I began having chemo shots that day. I will receive chemo shots every Monday until the cancer is gone. I never dreamed that at my age I would see the inside of the USA Mitchell Cancer Institute and the chemo room, but I guess there are always firsts. It is such a nice facility, by the way, and I am so thankful it is in Mobile. There are only 3 Oncologists in our region that treat this type of cancer and two are in Mobile. This is a blessing.

So where are we today?
We got great news Monday that my CT scans came back negative which means the cancer has not spread! What a relief. Then on Tuesday, the nurse called and told me that "my numbers" (this is the number that determines where we stand in the process of ridding the cancer) had dropped 30,000! This is huge because it indicates that my body has already begun to respond to the chemo.
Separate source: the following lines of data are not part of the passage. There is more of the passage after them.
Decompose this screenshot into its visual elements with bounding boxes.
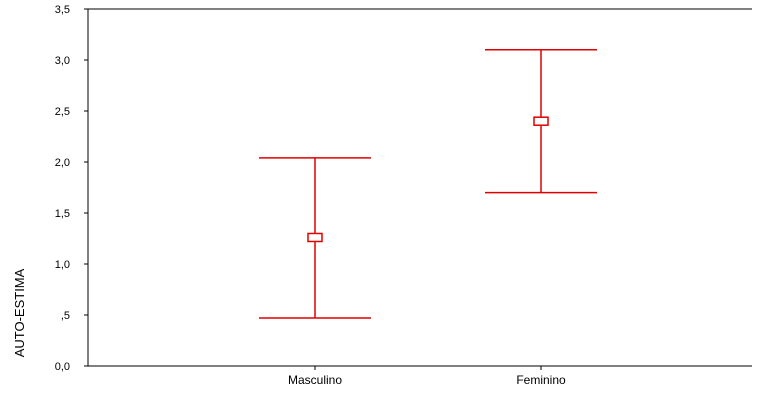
axes	[87, 8, 752, 367]
x-tick-label: Feminino	[516, 373, 566, 387]
error-bars	[259, 49, 597, 319]
mean-marker	[533, 116, 549, 126]
y-axis-ticks: 0,0 ,5 1,0 1,5 2,0 2,5 3,0 3,5	[55, 4, 88, 373]
y-tick-label: 3,0	[55, 55, 70, 67]
y-tick-label: 1,5	[55, 208, 70, 220]
y-tick-label: 1,0	[55, 259, 70, 271]
x-axis-labels: Masculino Feminino	[288, 366, 566, 387]
y-tick-label: 0,0	[55, 361, 70, 373]
y-tick-label: 2,5	[55, 106, 70, 118]
y-tick-label: 3,5	[55, 4, 70, 16]
y-tick-label: 2,0	[55, 157, 70, 169]
x-tick-label: Masculino	[288, 373, 342, 387]
mean-marker	[307, 232, 323, 243]
y-axis-title: AUTO-ESTIMA	[12, 268, 27, 357]
y-tick-label: ,5	[61, 310, 70, 322]
error-bar-feminino	[485, 49, 597, 194]
error-bar-masculino	[259, 157, 371, 319]
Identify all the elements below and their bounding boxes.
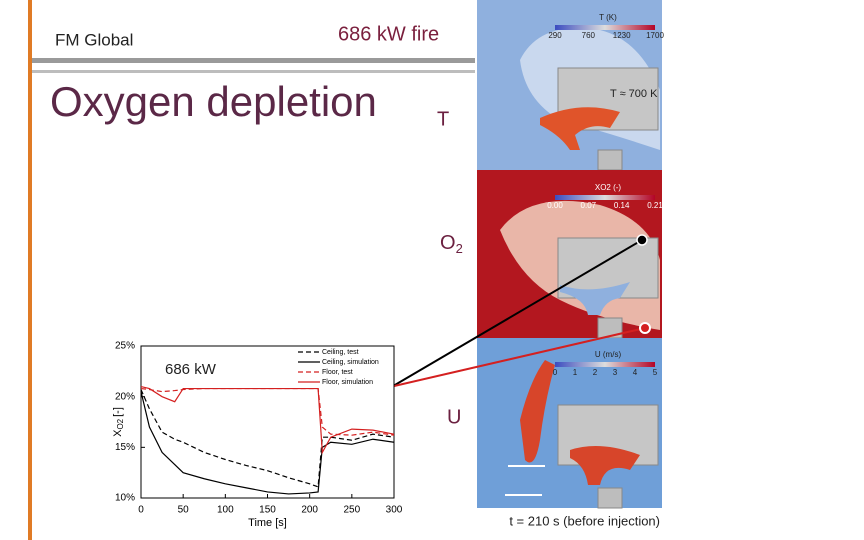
line-series — [140, 391, 395, 495]
colorbar-tick: 760 — [582, 31, 596, 40]
colorbar-title: XO2 (-) — [595, 183, 622, 192]
colorbar-tick: 0.00 — [547, 201, 563, 210]
colorbar-tick: 290 — [548, 31, 562, 40]
x-tick-label: 150 — [259, 505, 276, 516]
caption: t = 210 s (before injection) — [509, 513, 660, 528]
colorbar-tick: 4 — [633, 368, 638, 377]
annotation: 686 kW — [165, 361, 217, 378]
legend-label: Ceiling, test — [322, 349, 359, 356]
y-tick-label: 10% — [115, 493, 135, 504]
x-tick-label: 250 — [343, 505, 360, 516]
rule — [32, 70, 475, 73]
y-axis-title-part: [-] — [112, 407, 124, 417]
x-tick-label: 50 — [178, 505, 190, 516]
panel-label: U — [447, 406, 461, 428]
colorbar-tick: 0.14 — [614, 201, 630, 210]
y-axis-title-part: O2 — [116, 418, 125, 429]
cfd-shape — [597, 487, 623, 509]
accent-bar — [28, 0, 32, 540]
line-series — [140, 389, 395, 488]
line-series — [140, 385, 395, 455]
rule — [32, 58, 475, 63]
colorbar-tick: 1 — [573, 368, 578, 377]
fire-label: 686 kW fire — [338, 23, 439, 45]
cfd-shape — [570, 446, 640, 485]
colorbar-tick: 3 — [613, 368, 618, 377]
legend-label: Floor, test — [322, 369, 353, 376]
slide-title: Oxygen depletion — [50, 78, 377, 125]
x-tick-label: 0 — [138, 505, 144, 516]
x-tick-label: 100 — [217, 505, 234, 516]
cfd-shape — [560, 282, 630, 315]
probe-point — [639, 322, 651, 334]
org-name: FM Global — [55, 30, 133, 49]
colorbar-title: T (K) — [599, 13, 617, 22]
colorbar-tick: 1700 — [646, 31, 664, 40]
panel-label: T — [437, 108, 449, 130]
panel-label: O2 — [440, 232, 463, 256]
legend-label: Ceiling, simulation — [322, 359, 379, 366]
cfd-shape — [597, 149, 623, 171]
colorbar-tick: 0 — [553, 368, 558, 377]
y-tick-label: 25% — [115, 341, 135, 352]
colorbar-tick: 2 — [593, 368, 598, 377]
chart: 10% 15% 20% 25% 0 50 100 150 200 250 300 Time [s] XO… — [112, 341, 403, 529]
colorbar-tick: 0.07 — [581, 201, 597, 210]
colorbar-tick: 1230 — [613, 31, 631, 40]
legend-label: Floor, simulation — [322, 379, 373, 386]
probe-point — [636, 234, 648, 246]
colorbar-tick: 5 — [653, 368, 658, 377]
y-axis-title-part: X — [112, 429, 124, 437]
x-tick-label: 300 — [386, 505, 403, 516]
x-tick-label: 200 — [301, 505, 318, 516]
cfd-shape — [540, 107, 620, 150]
x-axis-title: Time [s] — [248, 517, 287, 529]
colorbar — [555, 362, 655, 367]
cfd-shape — [520, 360, 555, 463]
colorbar-title: U (m/s) — [595, 350, 622, 359]
cfd-panels — [477, 0, 662, 509]
colorbar — [555, 195, 655, 200]
y-tick-label: 20% — [115, 391, 135, 402]
colorbar-tick: 0.21 — [647, 201, 663, 210]
y-axis-title: XO2[-] — [112, 407, 125, 437]
y-tick-label: 15% — [115, 442, 135, 453]
note: T ≈ 700 K — [610, 88, 658, 100]
colorbar — [555, 25, 655, 30]
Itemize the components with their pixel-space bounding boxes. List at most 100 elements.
YEAH! Still a LONG way to go, but we are on the road to remission! Although we are still scared to death, I can tell you that I slept better last night than the past 10 days. When the nurse called to tell me this, I screamed REALLY loud. If I could have jumped through that phone, I would have. She already thinks I am crazy, so I thought I should just confirm it for her. Then the Doctor called to talk, and I just told him that Jesus was going to heal me. You can only imagine his response. So, I will continue to have chemo every Monday, and we will update you on how it is going.

And for the ?'s we have been asked the most:
Am I contagious?
No I am not contagious. Fortunately you can't catch what I got!
Am I going to lose my hair?
As of now, no. If my body responds to the drug I am on I should not.
What about the specific names?
I can only spell about 2.1% of what they say, and we have decided that every word with cancer has 17 letters involved, so I am going to give you the shortened version.
Do I have brain cancer?
We have laughed out loud at this one. NO! I do not have brain cancer, I have Uterine Cancer.
Will I be able to have kids?
This is our prayer, and we are praying that the Lord will bless us with that responsibility one day.

So, yes I have cancer. Yes, I have started Chemo. Yes, you can call me (please do not avoid me). Yes, we are still scared. And Yes, we believe that the Lord is going to heal me.